Mas a “Polícia Judiciária independente” que queremos passa, principalmente, por uma LEI ORGÂNICA que lhe garanta uma CORREGEDORIA INDEPENDENTE, onde o CORREGEDOR deva ser escolhido entre seus próprios pares, e não pelo Chefe de Polícia apenas, pois assim fica fácil controlar e manter a própria corrupção e impunidade internas. A Chefia de Polícia e a Corregedoria haverão de ter o mesmo status institucional, tal qual já acontece no Ministério Público e no Poder Judiciário, apenas se reportando ao Chefe do Poder Executivo ou ao Secretário de Segurança, onde houver. O mesmo se daria com a “eleição” do Chefe de Polícia, escolhido pelo Chefe do Poder Executivo a partir de uma lista tríplice submetida ao escrutínio institucional, tal qual ocorre no Ministério Público, tudo isso com a dotação de uma autonomia administrativa e financeira capazes de traçar os interesses institucionais em compasso com o interesse público, sem o desvio ou a escassez de verbas orçamentárias que findam por transformar a Polícia Judiciária num órgão dependente da vontade política e totalmente inoperante sob o aspecto social e, sobretudo, técnico-científico.

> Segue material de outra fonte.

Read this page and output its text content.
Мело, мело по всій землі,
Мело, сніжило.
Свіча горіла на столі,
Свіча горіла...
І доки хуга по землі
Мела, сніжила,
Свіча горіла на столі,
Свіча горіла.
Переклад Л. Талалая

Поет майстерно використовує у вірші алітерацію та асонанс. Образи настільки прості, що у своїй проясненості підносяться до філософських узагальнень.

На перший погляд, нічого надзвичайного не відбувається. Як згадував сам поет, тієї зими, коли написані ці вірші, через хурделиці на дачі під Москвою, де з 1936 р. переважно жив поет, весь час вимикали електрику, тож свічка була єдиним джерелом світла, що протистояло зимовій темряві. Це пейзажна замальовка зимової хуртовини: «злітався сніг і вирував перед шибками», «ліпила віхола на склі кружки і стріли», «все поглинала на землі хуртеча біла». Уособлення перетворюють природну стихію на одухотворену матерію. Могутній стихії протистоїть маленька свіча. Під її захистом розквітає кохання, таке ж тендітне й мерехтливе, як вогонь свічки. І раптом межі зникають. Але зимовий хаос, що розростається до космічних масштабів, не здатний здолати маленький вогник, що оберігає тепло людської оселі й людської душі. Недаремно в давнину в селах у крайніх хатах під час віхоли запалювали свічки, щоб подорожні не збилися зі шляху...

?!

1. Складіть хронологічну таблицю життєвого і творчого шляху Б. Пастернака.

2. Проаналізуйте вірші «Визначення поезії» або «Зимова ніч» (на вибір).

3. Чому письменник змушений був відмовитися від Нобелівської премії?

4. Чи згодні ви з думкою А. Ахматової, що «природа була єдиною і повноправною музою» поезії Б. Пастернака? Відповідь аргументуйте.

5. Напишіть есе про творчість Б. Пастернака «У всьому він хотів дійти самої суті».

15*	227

Não sei se estarei vivo para ver isso acontecer, mas prometo que irei lutar por isso até o final de minha vida, pois ainda sonho com UMA INSTITUIÇÃO LEGAL no seu todo, onde tudo não passe de mera troca de “figurinhas carimbadas” e apelidadas de “HOMENS DE OURO”, “ASTRAS”, “JÓQUEIS”, “INHOS” e “ADIDOS”. Sonho com uma POLÍCIA que não precise virar ESCOLA DE SAMBA S/A para se ver subempregada por uma entidade endeusada por governadores, prefeitos, secretários e políticos, pois a remuneração desses policiais designados para o maior evento festivo do mundo deveria ser feita de forma direta e oficial aos seus órgãos de origem, a fim de prestigiar o próprio estado e o serviço público, e não a “segurança privada”, mascarada, apadrinhada e comprometida com interesses sempre obscuros.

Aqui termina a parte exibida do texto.